There is something wrong with a society when people are scampering to defend a man who confessed to drugging and having sex with a 13-year-old girl. You’d think that in this day and age we’d got our moral priorities straight. But for some people, when a celebrity is involved, the rules no longer apply.
Acclaimed filmmaker and exiled fugitive Roman Polanski has received an astonishing deluge of support from admirers—both in Hollywood and the outside world—after he was arrested late last month on a warrant issued 31 years ago in connection with a statutory rape charge.
As told by Polanski’s alleged victim, Samantha Gailey, the story goes something like this: An aspiring 13-year-old model/actress got her break in 1977 when her mother set her up for a magazine photo shoot with the famous director Polanski. During the course of that shoot, Gailey grew uncomfortable with Polanski’s advances, but chose to remain silent so as to not jeopardize her future. Towards the end of the shoot, Polanski started taking photos of Gailey drinking champagne he had spiked with a sedative, and then finally forced her into having sex with him. After the story broke, Polanski was arrested and served 42 days in prison before he was released, but the judge tried to renege on his plea bargain (presumably to give him a tougher sentence). It was then that Polanski absconded to Europe where he has remained for the past 31 years.
Since then, Polanski has done little to curb suspicions of pedophilia. He continued his romantic affair with then 16-year-old actress Nastassja Kinski (he was 41). And he explained to British author Martin Amis in a 1977 interview that his case garnered sympathy from the press simply because, in his opinion of course, his crime was understandable, unlike, say, murder. Polanski rationalized this comment by proclaiming that “everyone wants to f— young girls,” though not everyone would be willing to admit it.
Despite such remarks, Polanski has had little difficulty finding supporters on both sides of the Atlantic after his arrest last month. France’s Foreign Minister Bernard Kouchner requested of U.S. Secretary of State Hillary Clinton that Polanski be released on bail, remarking that “a man of such talent, recognized in the entire world, recognized especially in the country that arrested him—all this just isn’t nice.”
In Hollywood, Polanski’s apologists were no less hasty in their attempts to vindicate him. Whoopie Goldberg, an Oscar-winning actress and, oddly enough, a children’s rights advocate, signed a 15,000-strong petition by Hollywood hotshots to release Polanski, and graced us with these words of wisdom: “I know it wasn’t rape-rape. I think it was something else, but I don’t believe it was rape-rape.” Polanski maintains the sex was consensual.
What planet is Goldberg living on?
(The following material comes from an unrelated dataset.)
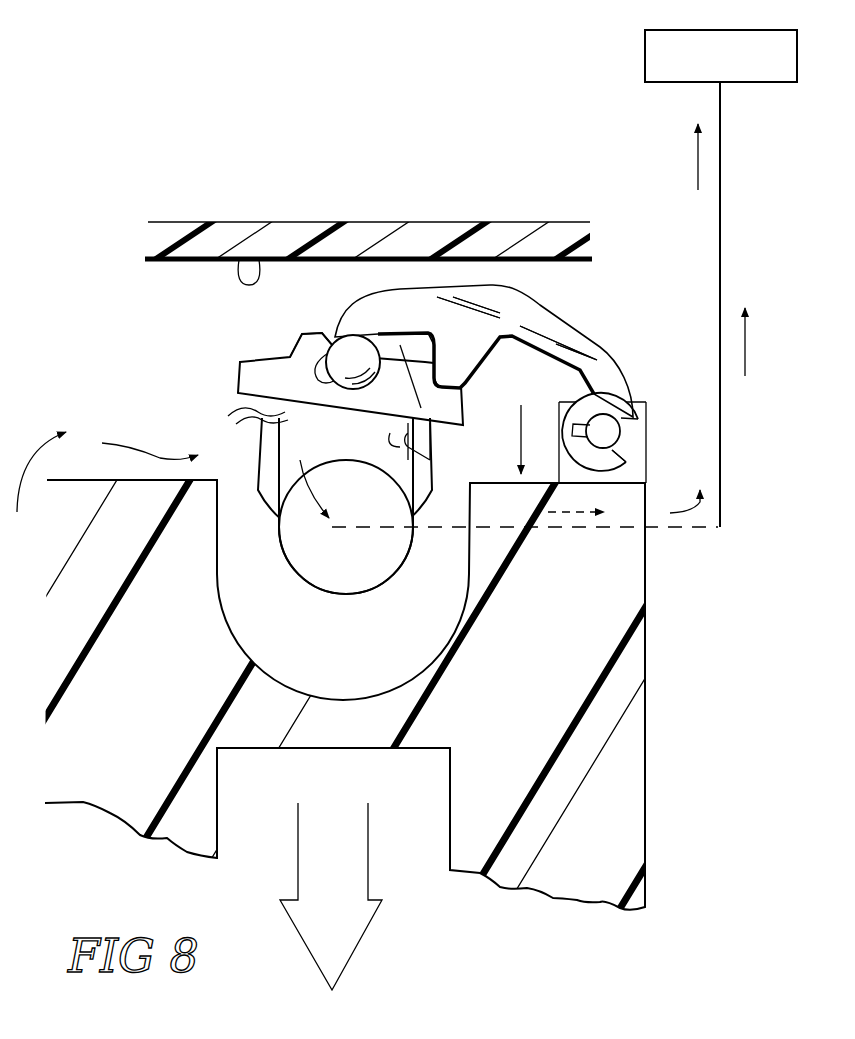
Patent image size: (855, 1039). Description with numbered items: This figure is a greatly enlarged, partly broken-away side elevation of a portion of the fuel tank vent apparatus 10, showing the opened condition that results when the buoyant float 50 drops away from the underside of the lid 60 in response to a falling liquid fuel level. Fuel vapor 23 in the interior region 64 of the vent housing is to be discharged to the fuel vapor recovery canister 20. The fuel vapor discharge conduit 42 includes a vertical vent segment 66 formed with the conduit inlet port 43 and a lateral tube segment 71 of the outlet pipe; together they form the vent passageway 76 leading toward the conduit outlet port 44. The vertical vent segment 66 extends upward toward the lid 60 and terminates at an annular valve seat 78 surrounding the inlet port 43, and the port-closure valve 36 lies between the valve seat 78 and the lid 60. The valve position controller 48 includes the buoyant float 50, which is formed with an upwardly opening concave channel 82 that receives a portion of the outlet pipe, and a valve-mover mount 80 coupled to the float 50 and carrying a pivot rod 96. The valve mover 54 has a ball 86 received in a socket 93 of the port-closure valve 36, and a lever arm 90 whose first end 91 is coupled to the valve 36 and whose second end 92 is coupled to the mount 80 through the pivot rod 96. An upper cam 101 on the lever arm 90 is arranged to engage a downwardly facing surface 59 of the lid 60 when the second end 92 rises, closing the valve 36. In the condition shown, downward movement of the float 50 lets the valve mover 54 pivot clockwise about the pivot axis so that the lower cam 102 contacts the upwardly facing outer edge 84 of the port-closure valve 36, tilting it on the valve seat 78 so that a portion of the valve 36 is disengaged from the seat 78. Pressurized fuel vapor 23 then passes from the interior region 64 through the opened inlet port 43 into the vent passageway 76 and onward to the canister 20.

By that twisted logic, one could pardon serial killer Charles Manson (who orchestrated the slaying of Polanski’s wife, Sharon Tate) because he’s not guilty of murder-murder. Thankfully, the justice system doesn’t work that way. The sooner we see Polanski behind bars, the sooner people can understand that drugging and having sex with a child is an indefensible crime, regardless of one’s other contributions to society.
It’s worth noting that Polanski’s victim recently stated that she’d “gotten over [the incident] a long time ago,” and said the “suffering” Polanski has been through was adequate punishment for his mistake. Indeed, being forced to live in fame and luxury in Southern France must have been terrible.
Gailey (now Geimer) is actually one of the strongest advocates of his release. This is, of course, her own prerogative, but what she needs to understand is that there’s no expiry date on crime. The purpose of the justice system is to deter crime, and can only function properly if it’s applied systematically to all criminals without exceptions. No one is above the law.
We may never see Polanski serve time for his despicable act, or even go to trial. Such has been the trend with celebrity crimes in California. But who knows? Maybe just this once, a celebrity will pay his debt to society—the same as everyone else.